Politica

Avanti tutta, ma sulla separazione delle carriere la premier prende tempo

Giorgia Meloni e Ignazio La Russa all'Altare della patria per il 25 aprile, foto AnsaGiorgia Meloni e Ignazio La Russa all'Altare della patria per il 25 aprile – Ansa

Giustizia La nota contro le toghe non era firmata per evitare di tagliare tutti i ponti alle spalle

Pubblicato più di un anno faEdizione del 9 luglio 2023

Cosa c’entra la separazione delle carriere con il «provvedimento fisiologico» di un gip che, contro il parere della procura, dispone un’imputazione coatta? Lo chiede il presidente dell’Anm Santalucia, specificando che «non si può andare a una riforma costituzionale come risposta reattiva» a quel provvedimento.

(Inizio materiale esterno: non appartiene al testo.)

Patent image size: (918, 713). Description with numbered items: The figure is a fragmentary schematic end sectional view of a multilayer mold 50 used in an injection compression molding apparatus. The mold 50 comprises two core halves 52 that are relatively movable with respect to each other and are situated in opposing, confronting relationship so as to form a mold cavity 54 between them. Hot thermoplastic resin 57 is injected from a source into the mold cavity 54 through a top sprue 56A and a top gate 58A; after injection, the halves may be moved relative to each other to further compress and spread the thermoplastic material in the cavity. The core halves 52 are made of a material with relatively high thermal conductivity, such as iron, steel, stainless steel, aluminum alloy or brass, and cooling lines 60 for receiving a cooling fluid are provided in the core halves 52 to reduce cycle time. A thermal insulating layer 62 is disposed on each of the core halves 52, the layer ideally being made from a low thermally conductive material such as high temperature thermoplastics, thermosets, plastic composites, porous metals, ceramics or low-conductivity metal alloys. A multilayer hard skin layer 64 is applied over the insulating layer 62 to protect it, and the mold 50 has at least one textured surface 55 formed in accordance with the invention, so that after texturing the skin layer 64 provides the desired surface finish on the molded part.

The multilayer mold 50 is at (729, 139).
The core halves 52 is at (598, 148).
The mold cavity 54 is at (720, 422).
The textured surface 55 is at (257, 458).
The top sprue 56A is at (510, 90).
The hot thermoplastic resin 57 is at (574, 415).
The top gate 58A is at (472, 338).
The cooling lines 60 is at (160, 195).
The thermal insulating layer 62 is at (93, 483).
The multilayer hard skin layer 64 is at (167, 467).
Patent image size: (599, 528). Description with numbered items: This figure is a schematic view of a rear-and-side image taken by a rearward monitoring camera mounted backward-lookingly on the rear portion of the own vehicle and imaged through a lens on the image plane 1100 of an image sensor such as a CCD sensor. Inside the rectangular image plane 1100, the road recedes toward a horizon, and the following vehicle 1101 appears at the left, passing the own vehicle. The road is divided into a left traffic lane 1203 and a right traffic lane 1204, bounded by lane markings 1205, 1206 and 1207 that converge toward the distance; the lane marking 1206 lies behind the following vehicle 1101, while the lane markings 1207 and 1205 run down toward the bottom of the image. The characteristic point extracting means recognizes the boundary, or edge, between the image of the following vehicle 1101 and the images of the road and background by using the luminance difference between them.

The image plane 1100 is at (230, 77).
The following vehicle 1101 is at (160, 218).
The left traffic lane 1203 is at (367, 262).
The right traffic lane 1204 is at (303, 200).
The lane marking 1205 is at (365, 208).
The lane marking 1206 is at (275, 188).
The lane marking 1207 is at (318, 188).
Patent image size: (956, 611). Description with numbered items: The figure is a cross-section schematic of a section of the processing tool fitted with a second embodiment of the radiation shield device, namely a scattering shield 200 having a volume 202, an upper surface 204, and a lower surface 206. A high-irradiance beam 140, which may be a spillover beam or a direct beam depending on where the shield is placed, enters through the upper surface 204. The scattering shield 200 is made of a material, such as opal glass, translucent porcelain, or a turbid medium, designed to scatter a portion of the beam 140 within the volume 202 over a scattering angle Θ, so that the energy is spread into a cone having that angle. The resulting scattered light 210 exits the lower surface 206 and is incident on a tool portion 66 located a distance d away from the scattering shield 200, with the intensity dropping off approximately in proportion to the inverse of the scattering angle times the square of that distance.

La riforma in questione sarebbe appunto la separazione delle carriere e Santalucia sa perfettamente che figurava in bella vista nel programma della destra molto prima che nascesse il caso Delmastro. Tuttavia non sono parole usate a sproposito. Al contrario chiariscono la situazione.

Per mesi la premier ha frenato il suo guardasigilli, si è scelta un sottosegretario alla presidenza del Consiglio come Mantovano, uomo del dialogo con il potere togato come pochi altri, ha ripetuto alla sua truppa di evitare scontri con la magistratura. In questo contesto la separazione delle carriere, cioè l’unica riforma della giustizia che implicherebbe lo scontro totale con le toghe, era destinata in tutta evidenza a restare al palo.

Non è certo un caso che la rincorsa sia stata presa sul premierato e sull’autonomia differenziata dimenticando il terzo cavallo di battaglia della destra, quello a cui teneva soprattutto Berlusconi. In cambio la premier si aspettava che la magistratura non portasse lo scontro alle estreme conseguenze e poco importa se l’accordo fosse quasi esplicito, come qualcuno sostiene, o applicato di fatto.

Dopo i casi Santanchè e Delmastro la premier si è convinta davvero di essere di fronte a un attacco diretto e dunque a una rottura di quel patto non scritto e forse neppure mai esplicitato. Probabilmente non è così. I casi in questione sono punture di spillo. La procura di Roma aveva al contrario cercato di fare in pieno la propria parte chiedendo l’archiviazione per Delmastro e Santalucia fa capire tra le righe che di fronte a «provvedimenti fisiologici», insomma di fronte alla scelta di un singolo gip, non c’era niente da fare.

In una palazzo Chigi trasformata di colpo in bunker, con la tensione portata oltre le stelle dall’incredibile e decisamente improvvido comunicato del presidente del Senato sulle accuse contro suo figlio, lo stato maggiore del governo deve ora mettere a punto una strategia e prendere decisioni destinate a incidere a fondo sul futuro dell’esecutivo. Di certo la riforma della giustizia verrà accelerata: «A questo punto è diventata una priorità», commentano dagli spalti. Segnalano però come significativa anche la scelta della premier di parlare in forma anonima, con quel comunicato attribuibile solo a generiche “fonti”. Firmare apertamente la dichiarazione di guerra avrebbe significato brucarsi ogni ponte alle spalle. Meloni è tentata ma non ha ancora deciso: nella riforma della giustizia la separazione delle carriere non dovrebbe essere il punto focale» e comunque i tempi sono ancora tutti in forse.

Di certo non mancherà chi consiglierà a Meloni prudenza. Nei giorni scorsi il Quirinale ha osservato con crescente preoccupazione il riaccendersi di uno scontro tra poteri dello Stato potenzialmente devastante e l’allarme è diventato rosso quando nel tritacarne si è buttata sconsideratamente anche la seconda carica dello Stato. È probabile che nella relativa non belligeranza dei mesi scorsi tra governo e magistratura la moral suasion del capo dello Stato abbia avuto il suo peso ed è anche più probabile che quell’autorevole suggerimento si farà sentire di nuovo appena la tempesta di questi giorni si acquieterà un po’.

Un nuovo scontro tra governo e togati è inevitabile ma se sarà una rumorosa scaramuccia o una vera guerra è ancora del tutto in forse.